Teaching your child how to handle money: here's how to approach it

Je kind leren omgaan met geld: zo pak je dat aan

Perhaps you and your partner have discussed it before, or maybe you haven't thought about it yet, but financial education for children is incredibly important. The younger you teach your child to handle money, the smaller the chance they'll face financial problems later on. But at what age do you start? And what's the best approach? You'll find out here.


The Importance of Financial Education

Learning to manage spending, saving, and borrowing money is something we don't often talk about at home or at school. However, financial education is important for children. In fact, if you never learned from your parents how to handle money, you're more likely to encounter payment problems or struggle to make ends meet later on. Children who learn about money can save more easily and manage their money responsibly.

Managing money starts with the basics. You can incorporate this into parenting in a playful way. Here are a few lessons you can teach your children at an early age:

  • Working with a budget for a certain period of time.
  • Money spent is not easily recovered.
  • How to save money.
  • How a bank account works, and how to manage it.


The Right Age to Start Financial Education

So, you can start financial education early. But at what age? Generally, it starts around five years old. Children learn about money and concepts like saving. It doesn't have to be pocket money right away; instead, show them how to pay at the supermarket or discuss money together. Another idea to introduce children to money at a young age is by playing 'store' at home. This way, they learn that products have different prices and how to work with a budget.

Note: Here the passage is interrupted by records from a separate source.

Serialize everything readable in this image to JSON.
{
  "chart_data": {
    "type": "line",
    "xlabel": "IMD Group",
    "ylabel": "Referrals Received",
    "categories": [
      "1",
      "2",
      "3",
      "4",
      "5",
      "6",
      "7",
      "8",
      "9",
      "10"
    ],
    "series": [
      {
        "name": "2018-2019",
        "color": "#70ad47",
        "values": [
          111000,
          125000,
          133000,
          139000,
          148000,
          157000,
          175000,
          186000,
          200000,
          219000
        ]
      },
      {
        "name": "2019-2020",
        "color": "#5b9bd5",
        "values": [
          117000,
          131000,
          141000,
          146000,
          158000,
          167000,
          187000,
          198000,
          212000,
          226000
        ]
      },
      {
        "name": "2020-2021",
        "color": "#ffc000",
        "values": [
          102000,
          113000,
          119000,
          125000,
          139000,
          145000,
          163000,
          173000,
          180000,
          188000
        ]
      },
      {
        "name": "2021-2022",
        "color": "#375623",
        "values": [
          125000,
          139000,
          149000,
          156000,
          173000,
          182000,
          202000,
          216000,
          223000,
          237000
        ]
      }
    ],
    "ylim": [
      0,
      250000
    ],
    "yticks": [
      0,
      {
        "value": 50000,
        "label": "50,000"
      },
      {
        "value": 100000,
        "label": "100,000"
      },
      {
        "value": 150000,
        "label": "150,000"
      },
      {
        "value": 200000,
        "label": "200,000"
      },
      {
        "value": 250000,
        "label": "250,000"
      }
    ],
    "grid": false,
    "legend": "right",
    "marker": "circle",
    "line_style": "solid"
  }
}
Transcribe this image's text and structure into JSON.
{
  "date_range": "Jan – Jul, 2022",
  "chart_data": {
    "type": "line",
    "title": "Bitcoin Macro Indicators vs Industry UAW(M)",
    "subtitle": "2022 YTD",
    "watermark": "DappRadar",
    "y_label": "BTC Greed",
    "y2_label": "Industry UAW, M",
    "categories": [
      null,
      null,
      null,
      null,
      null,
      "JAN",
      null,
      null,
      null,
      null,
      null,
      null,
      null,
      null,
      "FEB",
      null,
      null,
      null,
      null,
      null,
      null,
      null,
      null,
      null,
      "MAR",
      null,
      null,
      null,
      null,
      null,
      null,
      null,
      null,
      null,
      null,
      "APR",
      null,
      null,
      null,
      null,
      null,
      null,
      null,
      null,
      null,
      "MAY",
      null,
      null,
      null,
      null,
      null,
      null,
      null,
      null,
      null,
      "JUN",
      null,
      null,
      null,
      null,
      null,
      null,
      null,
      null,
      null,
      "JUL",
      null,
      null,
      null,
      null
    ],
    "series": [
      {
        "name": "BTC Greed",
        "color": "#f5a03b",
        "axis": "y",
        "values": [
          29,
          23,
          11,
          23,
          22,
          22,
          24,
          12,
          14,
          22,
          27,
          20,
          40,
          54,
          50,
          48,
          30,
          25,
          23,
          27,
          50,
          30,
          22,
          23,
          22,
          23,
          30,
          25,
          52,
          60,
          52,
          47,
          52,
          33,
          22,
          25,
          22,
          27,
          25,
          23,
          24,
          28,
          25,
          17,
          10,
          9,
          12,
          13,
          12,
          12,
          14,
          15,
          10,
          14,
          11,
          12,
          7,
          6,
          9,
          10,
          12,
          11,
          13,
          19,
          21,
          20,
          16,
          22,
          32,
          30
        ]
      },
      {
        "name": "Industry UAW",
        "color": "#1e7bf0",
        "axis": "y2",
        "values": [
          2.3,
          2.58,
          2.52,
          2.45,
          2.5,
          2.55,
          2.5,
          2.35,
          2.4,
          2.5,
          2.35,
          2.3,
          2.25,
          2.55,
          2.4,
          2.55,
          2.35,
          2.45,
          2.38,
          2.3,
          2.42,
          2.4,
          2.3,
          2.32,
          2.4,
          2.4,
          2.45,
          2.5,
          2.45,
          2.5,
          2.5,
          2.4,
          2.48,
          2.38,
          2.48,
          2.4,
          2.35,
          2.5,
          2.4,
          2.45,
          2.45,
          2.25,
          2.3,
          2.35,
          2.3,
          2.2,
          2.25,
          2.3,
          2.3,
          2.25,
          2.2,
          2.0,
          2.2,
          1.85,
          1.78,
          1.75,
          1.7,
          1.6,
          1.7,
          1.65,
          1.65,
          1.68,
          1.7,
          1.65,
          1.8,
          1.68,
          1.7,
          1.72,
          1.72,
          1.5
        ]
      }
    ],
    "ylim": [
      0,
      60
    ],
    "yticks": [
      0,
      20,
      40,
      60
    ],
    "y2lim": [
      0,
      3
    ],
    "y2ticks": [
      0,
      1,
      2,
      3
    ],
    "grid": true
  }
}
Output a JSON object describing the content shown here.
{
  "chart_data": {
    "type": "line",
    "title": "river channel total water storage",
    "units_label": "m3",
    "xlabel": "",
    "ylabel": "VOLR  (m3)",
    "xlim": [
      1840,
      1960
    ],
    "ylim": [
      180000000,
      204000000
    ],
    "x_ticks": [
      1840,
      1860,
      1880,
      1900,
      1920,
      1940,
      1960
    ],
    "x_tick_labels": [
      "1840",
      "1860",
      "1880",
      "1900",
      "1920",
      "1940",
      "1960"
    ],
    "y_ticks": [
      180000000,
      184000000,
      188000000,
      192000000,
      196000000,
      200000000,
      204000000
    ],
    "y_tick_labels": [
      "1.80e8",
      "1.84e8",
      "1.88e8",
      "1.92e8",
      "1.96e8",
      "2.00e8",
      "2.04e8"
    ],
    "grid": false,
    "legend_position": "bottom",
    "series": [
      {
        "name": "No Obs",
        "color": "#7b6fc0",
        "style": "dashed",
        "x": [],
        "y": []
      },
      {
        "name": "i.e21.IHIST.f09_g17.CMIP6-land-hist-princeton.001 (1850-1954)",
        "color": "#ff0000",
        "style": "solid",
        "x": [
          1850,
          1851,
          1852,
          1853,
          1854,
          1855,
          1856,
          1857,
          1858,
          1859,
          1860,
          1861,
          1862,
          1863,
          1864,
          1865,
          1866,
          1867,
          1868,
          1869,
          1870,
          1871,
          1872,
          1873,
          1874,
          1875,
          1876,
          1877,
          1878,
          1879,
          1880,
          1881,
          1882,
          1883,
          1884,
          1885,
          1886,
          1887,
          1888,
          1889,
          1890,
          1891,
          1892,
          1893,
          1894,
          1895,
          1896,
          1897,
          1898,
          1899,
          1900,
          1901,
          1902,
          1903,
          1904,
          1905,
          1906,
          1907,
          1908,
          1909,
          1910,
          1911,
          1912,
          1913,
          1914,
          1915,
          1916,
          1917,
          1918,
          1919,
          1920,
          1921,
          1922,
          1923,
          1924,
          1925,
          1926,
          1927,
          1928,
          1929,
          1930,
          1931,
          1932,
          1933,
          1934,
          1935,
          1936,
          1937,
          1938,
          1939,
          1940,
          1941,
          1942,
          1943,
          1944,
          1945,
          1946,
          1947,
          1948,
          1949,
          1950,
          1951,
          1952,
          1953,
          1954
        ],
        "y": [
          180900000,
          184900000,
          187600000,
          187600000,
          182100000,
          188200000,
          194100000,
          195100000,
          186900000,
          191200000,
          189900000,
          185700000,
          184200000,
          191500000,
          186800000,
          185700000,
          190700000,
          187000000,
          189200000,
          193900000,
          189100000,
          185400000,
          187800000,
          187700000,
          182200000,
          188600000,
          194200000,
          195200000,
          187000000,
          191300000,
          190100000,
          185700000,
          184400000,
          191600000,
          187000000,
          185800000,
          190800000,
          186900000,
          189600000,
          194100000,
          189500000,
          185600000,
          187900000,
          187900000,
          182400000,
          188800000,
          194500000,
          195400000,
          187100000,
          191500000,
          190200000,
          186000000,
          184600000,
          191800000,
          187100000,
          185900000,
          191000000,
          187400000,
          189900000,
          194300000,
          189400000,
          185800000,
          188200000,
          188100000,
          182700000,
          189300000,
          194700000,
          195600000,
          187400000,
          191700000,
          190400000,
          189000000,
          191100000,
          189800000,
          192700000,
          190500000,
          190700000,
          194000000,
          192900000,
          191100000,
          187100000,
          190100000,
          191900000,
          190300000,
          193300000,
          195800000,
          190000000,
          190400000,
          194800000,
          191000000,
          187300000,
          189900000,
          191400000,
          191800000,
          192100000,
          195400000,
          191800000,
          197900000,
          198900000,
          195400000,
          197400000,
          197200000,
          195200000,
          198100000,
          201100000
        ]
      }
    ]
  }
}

About Pocket Money and Saving

A next step in financial education is recognizing different coins and banknotes. This is also a good age to start with a small amount for pocket money. Your child can then learn about the value of money and how to manage a budget for a week or a month, for example. How much you give and whether you give it weekly or monthly is up to you. You can increase this amount as your child gets older. However, it's important to give them new responsibilities along with this. For example, buying a present for a friend or saving together for a more expensive item.


Tips for Teaching Children to Handle Money Better

Raising children is a complex task for any parent. Teaching your child to handle money, in particular, can sometimes feel unfamiliar. Therefore, we have a few tips to make this a lot easier:

  • Agree with your child on when they'll receive their pocket money.
  • And how long they should make it last.
  • If you'd rather not have your child spend all their money on sweets, discuss this together.
  • Set a savings goal together, and remind your child of it occasionally.
  • Also, teach your child about borrowing money and the consequences of doing so.